Dans l’Utah, la consommation de porno déclarée «crise de santé publique»

Repéré par Claire Levenson, mis à jour le 20.04.2016 à 9 h 47

Repéré sur Gawker, The Atlantic

Un sénateur de l’État mormon veut lutter contre la pornographie comme le gouvernement lutte contre le tabac.

AFP PHOTO/VALERY HACHE

AFP PHOTO/VALERY HACHE

Le gouverneur de l’Utah, aux États-Unis, vient de signer une loi déclarant que la consommation de pornographie constituait une «crise de santé publique». Le texte est sponsorisé par Todd Weiler, un sénateur local qui dit vouloir lutter contre la pornographie comme le gouvernement lutte contre le tabac, rapporte Gawker:

«Mon but en passant cette mesure est de lancer un mouvement national pour faire la même chose avec la pornographie –ne pas l’interdire, mais protéger les enfants.»

Parmi les effets nocifs du porno en ligne, la loi cite notamment un «impact sur le développement du cerveau», l’augmentation des risques de «maladies mentales», des problèmes d’addiction et de «déviances sexuelles», ainsi que l’incapacité à «former et maintenir des relations intimes».

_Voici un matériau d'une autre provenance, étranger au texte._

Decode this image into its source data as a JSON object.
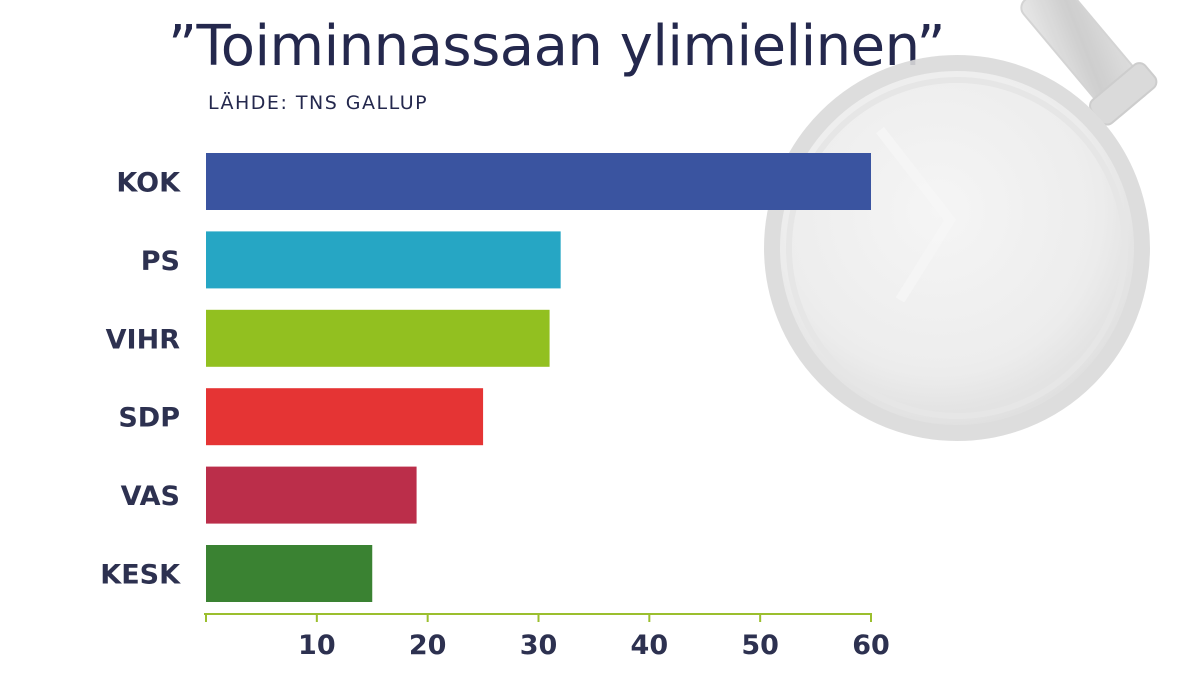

Selon cette nouvelle mesure, des campagnes d’éducation et de prévention sont nécessaires car le porno «contribue à un large éventail d’impacts négatifs en matière de santé publique et individuelle.» La loi impose également des punitions sévères pour les informaticiens qui trouvent de la pornographie pédophile et ne la déclarent pas aux autorités.

Si l’Utah, un État mormon conservateur, s’intéresse particulièrement à ces questions, c’est aussi parce qu’il s’agit de l’État numéro un en matière d’abonnements à des sites porno.

De la morale à la science

Cet effort législatif a été inspiré par le lobbying de la sociologue féministe Gail Dines, ainsi que par l’association anti-porno Fight the New Drug (combattre la nouvelle drogue), qui a été fondée par des mormons en Utah. Début avril, Dines avait écrit un éditorial dans le Washington Post intitulé «Le porno est-il immoral? Peu importe: c’est une crise de santé publique».

L’approche de ces militants anti-porno ne se veut pas morale mais strictement scientifique et basée sur les faits. Le groupe Fight the New Drug explique notamment que le porno «change votre cerveau», mais, selon David Hill, un membre de l’Académie américaine de pédiatrie, les résultats des études scientifiques sur le sujet ne sont pas si clairs que ça.

«Je pense que les conclusions que l’on peut tirer des études scientifiques sont très limitées», avait-il expliqué à The Atlantic. Alors que Gail Dines cite des études montrant l’impact négatif du porno (notamment corrélé à des comportements violents envers les femmes), de nombreux autres études citées par The Atlantic montrent que l’impact est minime ou inexistant.